FOKUS PADA IRAK PDF Print E-mail
Written by Dr. Timothy Tow   
Monday, 05 December 2016 12:26

 

Ajarkan saya berdoa, Tuhan, ajarkan saya berdoa.


Wahyu 9:13-21

YEREMIA 51:1-10


FOKUS PADA IRAK


Arena peperangan para tentara itu adalah lrak, daerah Efrat, Timur Tengah, sehingga Perang Teluk yang pecah pada Agustus 1990 hanyalah permulaan dari sesuatu yang lebih buruk yang akan terjadi. Orang-orang Yang tinggal di daerah Australia ataupun Amerika Selatan tidak akan luput, seperti mereka terluput selama Perang Dunia ke-2, karena dunia telah menciut di bawah hekuasaan |CBM ( peluru kendali antar kontinental). Jika pada akhir Perang Dunia kedua hanya ada dua bom atom yang menghancurkan Hiroshima dan Nagasaki, pada awal dari Perang Dunia ketiga nanti kekuatan untuk menghancurkan itu akan berlipat- lipat ganda jutaan kali. (Kita telah diingatkan oleh banyak artikel surat kabar tentang bencana yang mengintai ini). Tapi apakah orang-orang sekarang ini sadar akan hukuman Allah yang akan terjadi? Jawabannya adalah, TIDAK! Allah menggunakan Babilonia sebagai kekuatan yang menghancurkan untuk menjajah bangsa-bangsa pada masa nabi Yeremia (Yeremia 51 :10) dan Dia akan menggunakan bangsa-bangsa yang sedang berperang pada saat sekarang ini untuk menghancurkan satu sama lain.

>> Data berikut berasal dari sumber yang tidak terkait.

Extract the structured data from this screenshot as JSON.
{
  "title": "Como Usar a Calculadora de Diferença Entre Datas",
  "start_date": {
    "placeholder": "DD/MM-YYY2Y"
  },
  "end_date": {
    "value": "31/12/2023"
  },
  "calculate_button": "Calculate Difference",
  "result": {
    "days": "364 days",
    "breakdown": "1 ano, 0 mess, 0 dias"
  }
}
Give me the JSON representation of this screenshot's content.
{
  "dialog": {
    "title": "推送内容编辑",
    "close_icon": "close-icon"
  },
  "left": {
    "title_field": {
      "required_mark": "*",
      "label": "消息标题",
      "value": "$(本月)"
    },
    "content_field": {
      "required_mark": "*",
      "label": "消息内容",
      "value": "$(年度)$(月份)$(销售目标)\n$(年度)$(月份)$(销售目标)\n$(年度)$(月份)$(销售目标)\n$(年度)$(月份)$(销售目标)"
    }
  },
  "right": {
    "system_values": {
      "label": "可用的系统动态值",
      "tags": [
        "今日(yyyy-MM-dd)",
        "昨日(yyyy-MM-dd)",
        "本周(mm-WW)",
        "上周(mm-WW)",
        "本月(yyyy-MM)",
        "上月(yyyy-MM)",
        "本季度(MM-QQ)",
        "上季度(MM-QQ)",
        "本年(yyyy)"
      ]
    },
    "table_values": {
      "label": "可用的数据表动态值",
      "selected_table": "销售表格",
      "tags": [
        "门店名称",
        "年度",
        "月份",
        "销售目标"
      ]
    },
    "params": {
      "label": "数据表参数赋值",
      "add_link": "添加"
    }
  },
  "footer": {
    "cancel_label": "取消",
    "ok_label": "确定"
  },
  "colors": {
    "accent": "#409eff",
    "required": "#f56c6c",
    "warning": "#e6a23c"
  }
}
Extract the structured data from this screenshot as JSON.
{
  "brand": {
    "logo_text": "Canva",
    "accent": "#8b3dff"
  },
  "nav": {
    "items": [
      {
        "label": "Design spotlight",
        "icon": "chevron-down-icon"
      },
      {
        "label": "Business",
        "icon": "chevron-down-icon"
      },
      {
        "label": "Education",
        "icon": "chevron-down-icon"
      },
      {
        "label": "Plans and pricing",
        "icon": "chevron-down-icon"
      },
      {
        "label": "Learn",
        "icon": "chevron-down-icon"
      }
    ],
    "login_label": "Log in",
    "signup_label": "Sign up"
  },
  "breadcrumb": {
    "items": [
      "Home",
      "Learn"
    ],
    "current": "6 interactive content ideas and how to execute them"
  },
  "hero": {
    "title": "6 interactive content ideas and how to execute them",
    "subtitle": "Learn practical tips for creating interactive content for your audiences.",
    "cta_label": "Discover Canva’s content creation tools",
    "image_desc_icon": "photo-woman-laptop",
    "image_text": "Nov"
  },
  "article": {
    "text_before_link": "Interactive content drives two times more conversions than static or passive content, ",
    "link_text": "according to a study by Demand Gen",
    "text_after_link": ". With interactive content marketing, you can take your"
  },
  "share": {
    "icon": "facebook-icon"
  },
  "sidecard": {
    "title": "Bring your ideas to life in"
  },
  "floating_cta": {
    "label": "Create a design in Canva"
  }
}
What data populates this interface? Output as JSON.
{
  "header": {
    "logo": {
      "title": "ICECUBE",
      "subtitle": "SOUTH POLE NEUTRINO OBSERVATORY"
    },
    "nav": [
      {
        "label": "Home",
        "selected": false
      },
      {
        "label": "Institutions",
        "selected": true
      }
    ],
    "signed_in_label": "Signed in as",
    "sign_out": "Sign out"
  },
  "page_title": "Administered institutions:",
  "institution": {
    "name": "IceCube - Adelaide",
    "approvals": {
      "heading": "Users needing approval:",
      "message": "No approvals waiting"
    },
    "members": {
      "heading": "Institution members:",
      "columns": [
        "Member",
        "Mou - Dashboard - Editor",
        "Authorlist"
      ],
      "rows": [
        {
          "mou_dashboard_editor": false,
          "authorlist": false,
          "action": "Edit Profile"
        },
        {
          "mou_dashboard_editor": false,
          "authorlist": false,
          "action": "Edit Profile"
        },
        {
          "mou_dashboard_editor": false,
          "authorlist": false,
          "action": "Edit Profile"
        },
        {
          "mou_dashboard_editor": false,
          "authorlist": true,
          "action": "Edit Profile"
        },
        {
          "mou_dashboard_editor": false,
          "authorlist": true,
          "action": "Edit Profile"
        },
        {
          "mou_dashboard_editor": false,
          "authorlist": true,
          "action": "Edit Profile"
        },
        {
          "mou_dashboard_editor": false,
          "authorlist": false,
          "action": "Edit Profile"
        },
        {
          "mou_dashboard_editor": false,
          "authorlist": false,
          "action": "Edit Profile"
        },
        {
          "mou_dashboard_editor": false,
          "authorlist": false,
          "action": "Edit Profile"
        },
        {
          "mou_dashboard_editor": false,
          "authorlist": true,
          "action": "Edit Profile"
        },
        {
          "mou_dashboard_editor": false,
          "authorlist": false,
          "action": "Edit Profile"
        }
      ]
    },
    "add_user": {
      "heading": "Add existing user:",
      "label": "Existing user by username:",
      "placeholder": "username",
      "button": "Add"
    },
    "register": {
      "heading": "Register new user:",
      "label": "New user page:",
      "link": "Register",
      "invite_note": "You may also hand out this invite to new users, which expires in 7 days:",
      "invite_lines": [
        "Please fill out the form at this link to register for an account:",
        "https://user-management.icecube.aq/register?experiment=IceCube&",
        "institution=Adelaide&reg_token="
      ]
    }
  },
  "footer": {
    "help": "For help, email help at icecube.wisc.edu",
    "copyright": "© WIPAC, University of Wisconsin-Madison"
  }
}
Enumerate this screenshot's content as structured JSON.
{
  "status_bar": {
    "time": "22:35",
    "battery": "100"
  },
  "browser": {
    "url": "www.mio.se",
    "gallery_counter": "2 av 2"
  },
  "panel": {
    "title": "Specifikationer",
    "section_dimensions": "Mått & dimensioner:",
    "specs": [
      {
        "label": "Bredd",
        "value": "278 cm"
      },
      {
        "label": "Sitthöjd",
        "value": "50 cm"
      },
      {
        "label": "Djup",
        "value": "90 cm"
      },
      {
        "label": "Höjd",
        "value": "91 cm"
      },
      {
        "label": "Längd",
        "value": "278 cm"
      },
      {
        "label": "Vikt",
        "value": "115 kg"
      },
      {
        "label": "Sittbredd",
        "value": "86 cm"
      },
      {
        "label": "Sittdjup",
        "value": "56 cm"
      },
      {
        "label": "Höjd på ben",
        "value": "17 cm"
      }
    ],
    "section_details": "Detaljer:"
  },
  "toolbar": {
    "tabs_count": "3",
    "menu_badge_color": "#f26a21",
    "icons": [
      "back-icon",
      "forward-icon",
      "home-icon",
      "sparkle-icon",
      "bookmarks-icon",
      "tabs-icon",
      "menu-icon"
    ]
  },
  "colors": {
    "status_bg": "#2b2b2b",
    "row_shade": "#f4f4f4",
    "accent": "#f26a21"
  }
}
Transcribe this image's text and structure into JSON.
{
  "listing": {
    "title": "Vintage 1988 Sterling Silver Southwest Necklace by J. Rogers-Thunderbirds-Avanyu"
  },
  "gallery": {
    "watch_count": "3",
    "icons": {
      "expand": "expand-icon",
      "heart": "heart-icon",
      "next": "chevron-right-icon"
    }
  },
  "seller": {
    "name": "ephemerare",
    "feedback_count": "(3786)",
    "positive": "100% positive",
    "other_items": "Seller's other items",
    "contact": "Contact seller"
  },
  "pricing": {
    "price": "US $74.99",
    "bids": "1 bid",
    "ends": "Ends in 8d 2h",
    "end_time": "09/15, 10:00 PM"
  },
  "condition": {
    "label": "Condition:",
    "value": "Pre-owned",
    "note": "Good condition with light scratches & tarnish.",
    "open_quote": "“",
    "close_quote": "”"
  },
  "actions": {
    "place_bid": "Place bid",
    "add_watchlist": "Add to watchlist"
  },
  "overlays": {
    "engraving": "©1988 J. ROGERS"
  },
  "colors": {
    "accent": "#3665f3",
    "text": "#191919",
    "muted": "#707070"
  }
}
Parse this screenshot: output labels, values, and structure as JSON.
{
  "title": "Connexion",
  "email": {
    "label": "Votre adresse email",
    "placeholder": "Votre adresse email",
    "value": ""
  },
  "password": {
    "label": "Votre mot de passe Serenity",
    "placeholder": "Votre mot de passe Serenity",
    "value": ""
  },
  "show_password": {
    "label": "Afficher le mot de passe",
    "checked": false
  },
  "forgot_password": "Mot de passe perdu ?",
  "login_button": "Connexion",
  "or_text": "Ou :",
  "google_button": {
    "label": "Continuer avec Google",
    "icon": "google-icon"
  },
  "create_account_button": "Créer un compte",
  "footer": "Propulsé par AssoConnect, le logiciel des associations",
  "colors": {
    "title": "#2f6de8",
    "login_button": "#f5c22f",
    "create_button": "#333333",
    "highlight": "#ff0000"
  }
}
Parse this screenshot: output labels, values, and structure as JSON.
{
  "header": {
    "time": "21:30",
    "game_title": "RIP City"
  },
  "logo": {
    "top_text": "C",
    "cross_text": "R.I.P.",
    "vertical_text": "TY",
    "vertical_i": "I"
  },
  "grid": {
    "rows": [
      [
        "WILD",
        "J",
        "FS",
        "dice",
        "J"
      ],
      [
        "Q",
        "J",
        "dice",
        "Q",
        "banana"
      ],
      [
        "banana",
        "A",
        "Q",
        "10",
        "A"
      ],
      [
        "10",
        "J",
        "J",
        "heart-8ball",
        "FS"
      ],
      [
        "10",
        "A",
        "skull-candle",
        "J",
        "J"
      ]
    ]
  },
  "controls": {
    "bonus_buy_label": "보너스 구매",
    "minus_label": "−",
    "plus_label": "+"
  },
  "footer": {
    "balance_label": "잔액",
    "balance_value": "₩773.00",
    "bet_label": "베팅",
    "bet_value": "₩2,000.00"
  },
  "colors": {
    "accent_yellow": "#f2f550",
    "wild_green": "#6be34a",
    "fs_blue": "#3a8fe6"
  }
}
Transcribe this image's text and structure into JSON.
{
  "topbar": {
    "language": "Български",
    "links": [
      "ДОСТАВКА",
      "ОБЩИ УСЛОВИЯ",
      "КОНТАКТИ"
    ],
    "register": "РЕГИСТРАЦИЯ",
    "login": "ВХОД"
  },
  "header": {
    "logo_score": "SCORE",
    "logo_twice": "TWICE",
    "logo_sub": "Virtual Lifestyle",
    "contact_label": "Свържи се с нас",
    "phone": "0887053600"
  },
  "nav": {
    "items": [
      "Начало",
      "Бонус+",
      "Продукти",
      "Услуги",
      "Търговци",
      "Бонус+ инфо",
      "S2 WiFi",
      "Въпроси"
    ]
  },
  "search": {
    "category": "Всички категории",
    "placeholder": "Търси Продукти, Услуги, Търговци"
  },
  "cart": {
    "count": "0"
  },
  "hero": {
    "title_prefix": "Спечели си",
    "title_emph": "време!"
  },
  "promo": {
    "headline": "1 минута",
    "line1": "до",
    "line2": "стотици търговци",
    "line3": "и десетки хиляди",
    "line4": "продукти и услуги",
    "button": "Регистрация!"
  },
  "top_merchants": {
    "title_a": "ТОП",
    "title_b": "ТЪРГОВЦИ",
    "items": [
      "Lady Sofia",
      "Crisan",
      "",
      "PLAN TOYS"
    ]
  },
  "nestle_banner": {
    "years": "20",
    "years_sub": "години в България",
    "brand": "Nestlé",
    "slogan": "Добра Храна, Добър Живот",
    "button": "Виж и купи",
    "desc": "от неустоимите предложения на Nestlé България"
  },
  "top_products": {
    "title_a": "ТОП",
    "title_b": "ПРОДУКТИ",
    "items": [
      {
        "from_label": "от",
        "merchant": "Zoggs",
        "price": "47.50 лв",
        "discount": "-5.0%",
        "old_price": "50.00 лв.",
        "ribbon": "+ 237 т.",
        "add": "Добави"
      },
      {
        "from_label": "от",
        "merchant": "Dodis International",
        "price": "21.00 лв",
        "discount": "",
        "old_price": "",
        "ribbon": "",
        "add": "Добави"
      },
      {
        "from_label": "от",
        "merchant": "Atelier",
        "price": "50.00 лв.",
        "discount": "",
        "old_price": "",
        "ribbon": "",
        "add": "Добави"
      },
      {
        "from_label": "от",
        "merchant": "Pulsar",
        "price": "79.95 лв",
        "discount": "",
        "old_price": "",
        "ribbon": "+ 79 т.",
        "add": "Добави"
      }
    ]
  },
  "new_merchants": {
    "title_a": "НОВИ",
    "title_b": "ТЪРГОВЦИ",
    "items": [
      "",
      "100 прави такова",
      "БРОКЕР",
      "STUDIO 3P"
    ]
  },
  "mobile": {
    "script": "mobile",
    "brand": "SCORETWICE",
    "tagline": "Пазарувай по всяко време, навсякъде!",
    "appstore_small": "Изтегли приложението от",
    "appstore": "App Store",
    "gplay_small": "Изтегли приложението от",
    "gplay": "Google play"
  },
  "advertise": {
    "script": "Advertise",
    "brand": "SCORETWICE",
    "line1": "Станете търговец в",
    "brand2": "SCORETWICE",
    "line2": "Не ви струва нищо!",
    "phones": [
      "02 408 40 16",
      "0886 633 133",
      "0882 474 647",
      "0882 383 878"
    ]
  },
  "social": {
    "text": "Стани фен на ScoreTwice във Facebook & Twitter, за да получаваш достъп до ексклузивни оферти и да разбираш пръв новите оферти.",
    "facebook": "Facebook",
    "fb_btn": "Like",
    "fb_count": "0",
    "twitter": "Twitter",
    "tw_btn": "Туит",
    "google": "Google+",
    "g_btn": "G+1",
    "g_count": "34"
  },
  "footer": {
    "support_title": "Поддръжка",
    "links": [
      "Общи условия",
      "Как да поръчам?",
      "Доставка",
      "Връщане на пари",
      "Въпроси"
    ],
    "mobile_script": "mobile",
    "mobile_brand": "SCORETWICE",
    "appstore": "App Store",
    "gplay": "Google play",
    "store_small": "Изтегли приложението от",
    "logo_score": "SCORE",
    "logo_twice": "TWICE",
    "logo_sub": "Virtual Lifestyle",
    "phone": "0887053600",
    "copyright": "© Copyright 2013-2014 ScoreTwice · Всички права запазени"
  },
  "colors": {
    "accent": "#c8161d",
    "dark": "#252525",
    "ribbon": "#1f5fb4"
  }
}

Sehingga tidaklah mengherankan ketika Yohanes menyimpulkan pasal ini dengan perkataan sebagai berikut: “Tetapi manusia lain, yang tidak mati oleh malapetaka itu, tidak juga bertobat dari perbuatan tangan mereka: mereka tidak berhenti menyembah roh-roh jahat dan berhala-berhala dari emas dan perak dari tembaga, batu dan kayu yang tidak dapat melihat atau mendengar atau berjalan, dan mereka tidak bertobat daripada pembunuhan, sihir, percabulan  dan pencurian” (Wahyu 9:20, 21).


Kenyataannya adalah, sebagaimana kita telah melihat pada Perang Dunia ke-2, yang berbalik kepada Tuhan sangatlah sedikit. Orang-orang yang masih hidup dengan sangat bersukacita memakai uang dari hasil perang ini dan menjadi sangat kaya. Penyembah-penyembah berhala bertambah meningkat. Moral bertambah yburuk, dengan tingkat pembunuhan, ilmu gaib, kejahatan seksualitas, dan pencurian satu terhadap yang lain ( misalnya seseorang yang mendapat keuntungan besar pada masa perang) dipraktekkan, dan terus dipraktekkan. Untuk mengerti apa perang itu sebenarnya, kalian yang tidak mengalami Perang Dunia ke-2, disarankan untuk membaca Ratapan, dan Yeremia,  jika engkau bersedia.


RENUNGKAN: Saddam Hussein, pada usia keenampuluhnya, masih mampu untuk melancarkan perang.“


DOAKAN: Tuhan, Engkaulah Hakim dari segala bangsa.